Legislation and Possibilities
Where might we go from here?
With respect to data at scale as an entry barrier, some have suggested looking beyond current laws and implementing new regulations. For instance, the newly minted European Digital Markets Act requires gatekeepers to provide for data portability. The concept of data portability is that consumers can take their data from one provider to another, in the same way they can take their telephone number from one company to another as a result of the Telecom Act of 1996. This would alleviate the economies of scale issue whereby an algorithm becomes particularly successful by accumulating data from repeated use, creating a convergence on one model. Companies and scholars alike have articulated concerns about how such proposals might negatively impact consumers’ privacy. However, according to the aforementioned letter by the FTC, DOJ, CMA, and EC, such privacy claims would be closely scrutinized. Perhaps an American rendition of the sweeping Digital Markets Act would render these goals better served.
One piece of (bipartisan!) legislation to look out for is the CREATE AI Act, introduced by Senators Heinrich, Rounds, Booker, and Young. The bill would create the National Artificial Intelligence Research Resource (NAIRR), a cloud computing resource meant to provide free or low-cost access to datasets or other computing resources. The Senate Artificial Intelligence Caucus writes, supporting the bill’s passage:
“Companies like Google and Meta invest tens of billions of dollars in research and development annually, and large tech companies dwarf others in their AI investment. Control over the direction of leading-edge AI has become extremely centralized due to the significant data and computation requirements for modern AI. Even well-resourced universities are significantly outpaced by industry in AI research.”
This bill would be a major push in democratizing access to the costly digital infrastructure necessary for building AI models.
Conclusion
Last week’s Google decision is one small part of a story just beginning to unfold. As it stands today, virtually every AI startup and research lab is in some way dependent on the computing infrastructure or consumer market reach of a handful of Big Tech firms. And the potential harms are more pervasive than traditional market concentration. SEC Chair Gary Gensler has warned that reliance on a small number of foundation models at the heart of the AI ecosystem is a systemic risk, where a single failure could spark a financial crisis. But perhaps even more fundamentally, as the AI Now Institute writes:
“Relying on a few unaccountable corporate actors for core infrastructure is a problem for democracy, culture, and individual and collective agency. Without significant intervention, the AI market will only end up rewarding and entrenching the very same companies that reaped the profits of the invasive surveillance business model that has powered the commercial internet, often at the expense of the public.”

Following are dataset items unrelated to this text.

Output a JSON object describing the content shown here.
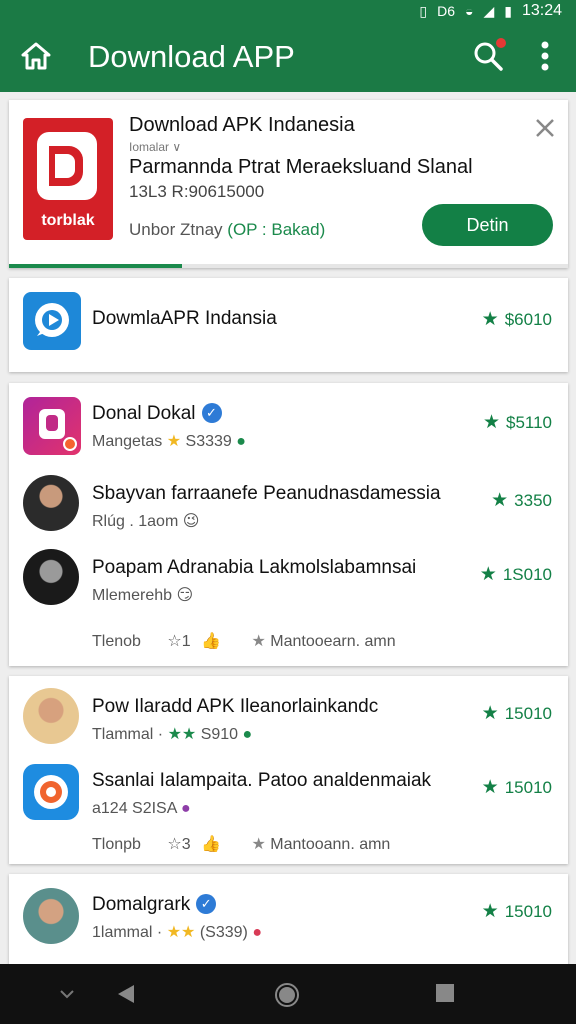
{
  "status": {
    "time": "13:24",
    "carrier": "D6"
  },
  "appbar": {
    "title": "Download APP"
  },
  "ad": {
    "icon_brand": "torblak",
    "title": "Download APK Indanesia",
    "subtitle": "Iomalar ∨",
    "description": "Parmannda Ptrat Meraeksluand Slanal",
    "meta": "13L3 R:90615000",
    "rating_label": "Unbor Ztnay",
    "rating_value": "(OP : Bakad)",
    "install_label": "Detin",
    "progress": 0.31
  },
  "single": {
    "name": "DowmlaAPR Indansia",
    "price": "$6010"
  },
  "group1": {
    "rows": [
      {
        "name": "Donal Dokal",
        "sub": "Mangetas",
        "sub2": "S3339",
        "price": "$5110"
      },
      {
        "name": "Sbayvan farraanefe Peanudnasdamessia",
        "sub": "Rlúg . 1aom",
        "price": "3350"
      },
      {
        "name": "Poapam Adranabia Lakmolslabamnsai",
        "sub": "Mlemerehb",
        "price": "1S010"
      }
    ],
    "footer_left": "Tlenob",
    "footer_like": "1",
    "footer_right": "Mantooearn. amn"
  },
  "group2": {
    "rows": [
      {
        "name": "Pow Ilaradd APK Ileanorlainkandc",
        "sub": "Tlammal ·",
        "sub2": "S910",
        "price": "15010"
      },
      {
        "name": "Ssanlai Ialampaita. Patoo analdenmaiak",
        "sub": "a124 S2ISA",
        "price": "15010"
      }
    ],
    "footer_left": "Tlonpb",
    "footer_like": "3",
    "footer_right": "Mantooann. amn"
  },
  "group3": {
    "rows": [
      {
        "name": "Domalgrark",
        "sub": "1lammal ·",
        "sub2": "(S339)",
        "price": "15010"
      }
    ]
  },
  "colors": {
    "primary": "#1b7a45",
    "accent": "#138046",
    "ad_red": "#d32027"
  }
}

At the outset of the Web 2.0 era of the mid-2000s, weak competition policy was unprepared and unsuited to the novel technological environment, resulting in a handful of monopolies dominating the internet. At this outset in generative AI, we ought to be proactive about ensuring those same monopolies do not quash competition, stifle innovation, and further entrench their dominance. This week’s Google decision is a step towards course correcting, but it’s all hands on deck to ensure that AI, with its unimaginable potential, serves humanity and the common good.